Division of Nephrology
Patient Oriented Research
Most kidney disorders are currently diagnosed based on clinical assessment alone, and late diagnosis or misclassification often causes uncertainty in identifying the etiology of kidney diseases, as well as preventing timely diagnosis and treatment. Even within traditional clinical diagnostic categories, inter-individual variation in clinical presentation, disease progression and therapeutic response has long suggested heterogeneity that may be resolved with new molecular tools. Only recently, advances in high throughput genomic, proteomic, metabolomic and data sciences have begun to provide a more precise delineation of the molecular etiologies of kidney diseases, allowing reclassification based on primary molecular pathogenesis, and sometimes enabling targeted approaches to diagnosis and therapy. These new advances emerging in basic science laboratories frequently require rigorous clinical studies to enable their translation into clinical practice. The Division of Nephrology understands the significance of providing a more precise delineation of the molecular etiologies of kidney disease and is actively engaged in such efforts. The following are those faculty members conducting patient-oriented translational research in this area:
Andrew Bomback, M.D., M.P.H. is an Assistant Professor of Clinical Medicine at Columbia University Medical Center. Dr. Bomback’s research interests are focused on the epidemiology and treatment of rare immune-mediated or inflammatory glomerular diseases. He is either Principal or Co-Investigator in trials evaluating new agents for lupus nephritis, membranous nephropathy, IgA nephropathy, Alport syndrome, and C3 glomerulonephritis. He is a Co-Investigator in the NIDDK-sponsored CureGN study and multi-Principal Investigator in a NIMHD-sponsored R01 grant to study the role of genetic ancestry in the epidemiology and prognosis of membranous nephropathy, IgA nephropathy, and lupus nephritis in a multi-ethnic cohort of patients.
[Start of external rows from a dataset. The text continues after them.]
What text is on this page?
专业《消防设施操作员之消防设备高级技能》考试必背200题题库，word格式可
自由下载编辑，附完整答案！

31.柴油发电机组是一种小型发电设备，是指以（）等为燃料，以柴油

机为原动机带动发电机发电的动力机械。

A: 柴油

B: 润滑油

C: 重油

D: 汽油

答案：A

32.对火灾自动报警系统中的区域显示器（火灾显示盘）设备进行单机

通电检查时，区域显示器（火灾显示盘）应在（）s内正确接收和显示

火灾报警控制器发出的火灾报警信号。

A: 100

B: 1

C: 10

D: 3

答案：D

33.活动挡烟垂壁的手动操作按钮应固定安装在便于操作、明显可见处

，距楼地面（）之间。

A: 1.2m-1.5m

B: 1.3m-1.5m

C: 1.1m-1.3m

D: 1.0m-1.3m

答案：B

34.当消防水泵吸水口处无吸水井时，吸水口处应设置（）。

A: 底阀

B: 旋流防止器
Dr. Sumit Mohan is a Professor of Medicine & Epidemiology at Columbia University. Dr. Mohan’s clinical and research career has been focused on understanding the health disparities in kidney disease with a goal of improving access to care and outcomes for patients with kidney disease – especially those with end stage kidney disease (ESKD) and kidney transplantation. His research has been funded by the National Institutes of Health (NIH), National Science Foundation (NSF), the American Society of Transplantation (AST) and several foundation awards. He is the principal investigator for awards studying the application of renal replacement therapies in acute kidney injury, understanding chronic kidney disease of uncertain etiology (CKDu), improving organ donation, application of transplant genetics, ethics in transplantation, as well as improving quality metrics in ESKD and kidney transplantation. His research findings have directly informed federal policy related to reimbursement of dialysis for acute kidney injury, elimination of outcomes as a regulatory measure for transplant centers as well as efforts to lower the discard of deceased donor kidneys and improve kidney transplantation rates in the United States. His research findings have been featured on NPR and the Freakonomics, MD podcast. He is also the founding Deputy Editor for Kidney International Reports.
Thomas Nickolas, M.D., M.S. is a Professor of Medicine. Dr. Nickolas’ research interests are in the skeletal effects of kidney disease and in the identification and development of biomarkers of acute and chronic kidney disease (AKI and CKD respectively). He has shown that fracture rates are more than 2-fold elevated in patients with CKD prior to being placed on dialysis. He then identified that in CKD, the predominant bone abnormality lies within the cortical compartment and that the cortical bone abnormality progressively worsens over time and is the main determinant of decreases in bone strength. He identified mechanisms of bone loss in kidney transplant recipients managed with early corticosteroid withdrawal. He is Principal Investigator of a double blinded placebo controlled randomized clinical trial to determine whether calcitriol mitigates bone loss during the first year of transplantation that is funded by the Coplon Foundation. Concurrently, he conducted the first clinical trials demonstrating that Neutrophil Gelatinase-Associated Lipocalin (NGAL) predicted acute kidney injury, dialysis and death of the patient within 7 days of sampling. He also demonstrated that NGAL was associated with rapidly progressive chronic kidney diseases that are associated with tubular disorders, such as HIV. He is Co-Investigator on an R01 to determine the effects of Pre-Exposure Prophylaxis for HIV prevention on the development of subclinical AKI and osteoporosis.
Our transplant team is proud to be part of the APOL1 Long-term Kidney Transplantation Outcomes (APOLLO) Network, a national study supported by the National Institutes of Health (NIH) that is working to address racial disparities in kidney transplant outcomes.